Abstract:As we increasingly delegate decision-making to algorithms, whether directly or indirectly, important questions emerge in circumstances where those decisions have direct consequences for individual rights and personal opportunities, as well as for the collective good. A key problem for policymakers is that the social implications of these new methods can only be grasped if there is an adequate comprehension of their general technical underpinnings.
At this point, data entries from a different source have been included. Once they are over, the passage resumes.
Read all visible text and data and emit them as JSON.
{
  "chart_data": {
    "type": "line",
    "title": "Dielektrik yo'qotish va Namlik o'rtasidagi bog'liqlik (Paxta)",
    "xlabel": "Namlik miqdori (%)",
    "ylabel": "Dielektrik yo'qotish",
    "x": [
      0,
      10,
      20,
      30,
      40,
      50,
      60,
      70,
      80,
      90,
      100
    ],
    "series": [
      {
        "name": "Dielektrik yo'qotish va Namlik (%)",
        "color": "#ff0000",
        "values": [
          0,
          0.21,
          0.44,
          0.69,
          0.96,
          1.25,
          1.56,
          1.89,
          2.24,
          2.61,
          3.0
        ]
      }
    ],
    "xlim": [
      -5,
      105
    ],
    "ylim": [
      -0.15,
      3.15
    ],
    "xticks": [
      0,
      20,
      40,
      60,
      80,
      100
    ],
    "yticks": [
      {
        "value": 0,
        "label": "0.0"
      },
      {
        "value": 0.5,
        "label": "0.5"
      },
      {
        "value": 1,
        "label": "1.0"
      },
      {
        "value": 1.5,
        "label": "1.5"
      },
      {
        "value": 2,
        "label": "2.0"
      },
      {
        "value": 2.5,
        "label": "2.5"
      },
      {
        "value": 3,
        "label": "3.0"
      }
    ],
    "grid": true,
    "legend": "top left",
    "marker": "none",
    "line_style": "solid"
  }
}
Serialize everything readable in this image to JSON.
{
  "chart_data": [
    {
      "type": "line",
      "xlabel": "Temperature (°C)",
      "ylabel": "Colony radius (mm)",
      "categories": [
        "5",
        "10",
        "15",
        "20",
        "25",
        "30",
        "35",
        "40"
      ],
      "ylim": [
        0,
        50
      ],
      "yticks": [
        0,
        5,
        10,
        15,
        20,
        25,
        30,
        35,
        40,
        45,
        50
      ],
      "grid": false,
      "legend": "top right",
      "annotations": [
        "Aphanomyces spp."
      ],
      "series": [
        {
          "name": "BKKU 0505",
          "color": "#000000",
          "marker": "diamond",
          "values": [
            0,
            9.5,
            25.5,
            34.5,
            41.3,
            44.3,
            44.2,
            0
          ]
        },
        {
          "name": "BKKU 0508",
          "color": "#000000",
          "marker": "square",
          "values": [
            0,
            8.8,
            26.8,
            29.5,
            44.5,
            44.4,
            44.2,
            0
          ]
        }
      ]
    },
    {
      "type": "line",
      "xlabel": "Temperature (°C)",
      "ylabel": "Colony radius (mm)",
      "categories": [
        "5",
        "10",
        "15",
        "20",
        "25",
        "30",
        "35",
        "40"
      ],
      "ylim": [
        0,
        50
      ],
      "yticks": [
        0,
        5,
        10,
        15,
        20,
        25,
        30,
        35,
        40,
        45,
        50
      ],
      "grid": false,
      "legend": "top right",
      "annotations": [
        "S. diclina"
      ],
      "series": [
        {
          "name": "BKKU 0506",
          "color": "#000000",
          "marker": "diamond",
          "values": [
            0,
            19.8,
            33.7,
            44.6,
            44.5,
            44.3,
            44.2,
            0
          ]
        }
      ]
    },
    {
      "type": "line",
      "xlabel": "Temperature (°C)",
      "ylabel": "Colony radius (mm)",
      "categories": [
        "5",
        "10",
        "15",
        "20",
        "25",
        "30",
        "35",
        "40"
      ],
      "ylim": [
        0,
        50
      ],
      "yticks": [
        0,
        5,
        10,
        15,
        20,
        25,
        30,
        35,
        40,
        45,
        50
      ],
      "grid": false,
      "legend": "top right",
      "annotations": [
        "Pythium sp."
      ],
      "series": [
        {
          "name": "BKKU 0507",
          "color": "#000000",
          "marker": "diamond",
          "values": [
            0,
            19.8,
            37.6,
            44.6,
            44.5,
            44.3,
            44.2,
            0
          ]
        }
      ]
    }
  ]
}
The discussion here focuses primarily on the case of enforcement decisions in the criminal justice system, but draws on similar situations emerging from other algorithms utilised in controlling access to opportunities, to explain how machine learning works and, as a result, how decisions are made by modern intelligent algorithms or 'classifiers'. It examines the key aspects of the performance of classifiers, including how classifiers learn, the fact that they operate on the basis of correlation rather than causation, and that the term 'bias' in machine learning has a different meaning to common usage.An example of a real world 'classifier', the Harm Assessment Risk Tool (HART), is examined, through identification of its technical features: the classification method, the training data and the test data, the features and the labels, validation and performance measures. Four normative benchmarks are then considered by reference to HART: (a) prediction accuracy (b) fairness and equality before the law (c) transparency and accountability (d) informational privacy and freedom of expression, in order to demonstrate how its technical features have important normative dimensions that bear directly on the extent to which the system can be regarded as a viable and legitimate support for, or even alternative to, existing human decision-makers.